(November 11, 2019 at 6:51 pm)Grandizer Wrote: Haven't had the chance yet to read the next chapter, but I want to go back to this bit here:
(November 5, 2019 at 1:29 am)Belacqua Wrote: Angels, on the other hand, would be:
~ individual (There's only one Raphael, one Michael, one Uriel, etc. If Aquinas believed in Platonic Forms, there would be a Platonic Angel Form that exists "above" each particular angel's existence.)
~ created
~ having location (an angel can be said to be in a certain place and not in another)
Feser argues that each angel is their own species, since otherwise there's no principle of individuation to differentiate between them. But why couldn't location be that principle of individuation?
I think this depends on Aquinas' commitment to hylomorphism. Every physical thing, according to this, is "informed matter" -- matter which is currently held together according to a particular form. Each member of a species has the same (general) form, but differs from other members because its matter is particular to it.
So my cats Rosa and Sylvie both share the Form of "cat." But Rosa is Rosa and Sylvie is Sylvie because each is made of a different bunch of matter. The (naughty, trouble-making) Form of "cat" is imposed on a different glob of matter to create the two different members of the same species.
With angels (and I agree this is hard to believe) there is said to be form without matter. Lacking matter, therefore, there would be nothing to differentiate them. Therefore if we want to preserve the idea that angels are individual, they have to have different Forms. So their relation to one another isn't like that of Rosa and Sylvie, it's more like that between roses and lilies.
I think that location isn't sufficient to differentiate them because a particular form doesn't change based on where it is. Forms are universal, and -- if they lacked matter -- would be identical no matter where they instantiated. Again, the analogy may be with numbers. The number 2 exists everywhere the same, but instantiates itself differently when there are two particular books or two particular rocks. Unless it is instantiated in a material object, it is the same universal abstract. So to avoid the idea that each angel is just a carbon copy or exact clone, each has to be its own individual Form.
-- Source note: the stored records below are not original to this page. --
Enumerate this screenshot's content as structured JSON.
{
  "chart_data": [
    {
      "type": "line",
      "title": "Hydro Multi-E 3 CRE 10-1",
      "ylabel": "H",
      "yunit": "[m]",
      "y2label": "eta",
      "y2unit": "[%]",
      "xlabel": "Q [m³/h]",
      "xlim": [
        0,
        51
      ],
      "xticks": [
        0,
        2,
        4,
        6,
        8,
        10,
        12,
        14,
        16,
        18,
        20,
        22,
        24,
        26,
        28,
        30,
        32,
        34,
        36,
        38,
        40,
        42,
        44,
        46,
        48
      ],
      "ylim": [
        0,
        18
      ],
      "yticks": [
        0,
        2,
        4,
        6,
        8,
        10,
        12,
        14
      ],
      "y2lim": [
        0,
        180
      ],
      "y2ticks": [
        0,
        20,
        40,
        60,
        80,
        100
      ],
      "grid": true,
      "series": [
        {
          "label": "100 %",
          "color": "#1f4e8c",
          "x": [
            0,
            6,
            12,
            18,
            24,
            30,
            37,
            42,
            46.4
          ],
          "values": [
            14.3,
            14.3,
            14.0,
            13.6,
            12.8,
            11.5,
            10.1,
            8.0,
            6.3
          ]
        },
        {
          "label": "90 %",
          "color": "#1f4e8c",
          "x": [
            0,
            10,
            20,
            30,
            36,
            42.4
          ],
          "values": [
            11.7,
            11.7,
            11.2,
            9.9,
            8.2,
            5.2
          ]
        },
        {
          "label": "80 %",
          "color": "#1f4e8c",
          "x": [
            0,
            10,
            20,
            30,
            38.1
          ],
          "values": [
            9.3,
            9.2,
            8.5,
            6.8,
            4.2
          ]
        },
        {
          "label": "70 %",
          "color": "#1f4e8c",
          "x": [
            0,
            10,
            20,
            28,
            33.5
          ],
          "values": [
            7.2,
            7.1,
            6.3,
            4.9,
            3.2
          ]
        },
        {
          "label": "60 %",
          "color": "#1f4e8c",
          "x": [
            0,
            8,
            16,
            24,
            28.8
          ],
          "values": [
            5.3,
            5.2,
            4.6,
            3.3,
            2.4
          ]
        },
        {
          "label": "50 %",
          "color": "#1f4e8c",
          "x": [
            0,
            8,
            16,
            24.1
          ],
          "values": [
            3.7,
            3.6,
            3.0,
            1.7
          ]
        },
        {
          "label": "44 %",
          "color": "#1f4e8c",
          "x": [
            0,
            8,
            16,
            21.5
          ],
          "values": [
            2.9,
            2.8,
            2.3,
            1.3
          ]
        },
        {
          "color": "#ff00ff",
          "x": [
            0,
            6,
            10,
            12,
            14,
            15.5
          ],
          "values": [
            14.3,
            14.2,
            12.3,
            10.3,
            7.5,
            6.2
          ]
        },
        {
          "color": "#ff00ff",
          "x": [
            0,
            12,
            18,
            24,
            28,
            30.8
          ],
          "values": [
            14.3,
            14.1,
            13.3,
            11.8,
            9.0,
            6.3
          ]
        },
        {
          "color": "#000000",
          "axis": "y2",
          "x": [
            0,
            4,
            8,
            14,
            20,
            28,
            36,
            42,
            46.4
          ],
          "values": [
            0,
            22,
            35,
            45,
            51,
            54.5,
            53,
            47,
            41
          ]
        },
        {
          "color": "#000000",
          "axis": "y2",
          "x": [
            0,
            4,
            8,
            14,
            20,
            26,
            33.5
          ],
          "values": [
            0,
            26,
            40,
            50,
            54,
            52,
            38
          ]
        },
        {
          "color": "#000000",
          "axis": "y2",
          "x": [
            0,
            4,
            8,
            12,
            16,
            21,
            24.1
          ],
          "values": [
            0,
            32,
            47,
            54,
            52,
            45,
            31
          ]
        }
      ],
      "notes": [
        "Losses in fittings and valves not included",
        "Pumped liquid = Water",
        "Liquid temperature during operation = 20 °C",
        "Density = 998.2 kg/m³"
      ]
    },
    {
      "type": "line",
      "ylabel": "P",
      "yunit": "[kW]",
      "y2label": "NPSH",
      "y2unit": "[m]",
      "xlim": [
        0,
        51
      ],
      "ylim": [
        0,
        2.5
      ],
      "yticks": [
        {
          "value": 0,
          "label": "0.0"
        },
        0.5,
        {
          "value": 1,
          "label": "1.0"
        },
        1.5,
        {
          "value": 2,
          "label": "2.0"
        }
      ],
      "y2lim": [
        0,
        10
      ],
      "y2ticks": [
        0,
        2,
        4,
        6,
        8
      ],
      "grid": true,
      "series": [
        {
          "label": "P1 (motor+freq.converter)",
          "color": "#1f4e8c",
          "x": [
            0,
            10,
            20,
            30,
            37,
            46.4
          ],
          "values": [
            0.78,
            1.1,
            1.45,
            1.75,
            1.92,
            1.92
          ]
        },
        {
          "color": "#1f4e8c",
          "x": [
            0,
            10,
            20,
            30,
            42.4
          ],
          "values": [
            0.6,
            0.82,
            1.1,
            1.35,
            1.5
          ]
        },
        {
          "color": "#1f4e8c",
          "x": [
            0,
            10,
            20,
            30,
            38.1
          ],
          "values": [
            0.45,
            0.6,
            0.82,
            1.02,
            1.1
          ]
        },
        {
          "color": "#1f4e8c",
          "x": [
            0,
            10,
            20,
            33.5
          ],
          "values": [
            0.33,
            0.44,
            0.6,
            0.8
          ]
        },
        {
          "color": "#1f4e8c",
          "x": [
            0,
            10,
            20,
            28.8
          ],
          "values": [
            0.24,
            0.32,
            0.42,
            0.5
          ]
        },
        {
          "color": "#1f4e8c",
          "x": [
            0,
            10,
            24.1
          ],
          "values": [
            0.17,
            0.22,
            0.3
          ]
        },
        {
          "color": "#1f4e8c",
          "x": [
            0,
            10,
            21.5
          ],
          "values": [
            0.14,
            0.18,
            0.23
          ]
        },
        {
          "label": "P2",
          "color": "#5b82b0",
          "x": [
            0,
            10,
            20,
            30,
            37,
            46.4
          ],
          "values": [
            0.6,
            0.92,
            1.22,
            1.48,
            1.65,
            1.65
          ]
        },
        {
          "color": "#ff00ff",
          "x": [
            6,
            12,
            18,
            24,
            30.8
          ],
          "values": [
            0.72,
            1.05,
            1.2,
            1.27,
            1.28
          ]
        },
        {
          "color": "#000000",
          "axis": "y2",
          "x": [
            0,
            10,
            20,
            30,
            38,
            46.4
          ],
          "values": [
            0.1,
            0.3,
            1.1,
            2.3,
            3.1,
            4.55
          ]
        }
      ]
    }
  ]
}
The article from Aeon that you linked to is over my head, like all that quantum physics stuff, but I'm pretty sure they're using the word "cause" in the modern sense, which is solely what Aristotle would call "efficient cause." Only one of the four. It seems to be pretty widely accepted these days that some quantum events happen without an efficient cause -- a push or a trigger to make it happen. Very often when someone is talking about a First Cause argument, and saying that there has to be a chain of causes, someone else will speak up and say that modern physics denies this -- that quantum events can happen without a cause. But since this objection is limited to only what Aristotle would call efficient cause, it doesn't really harm a First Cause argument. If someone claims that quantum events can occur without efficient cause, and that this knocks down the Thomist First Cause argument, he is only showing that he doesn't know what the argument really says.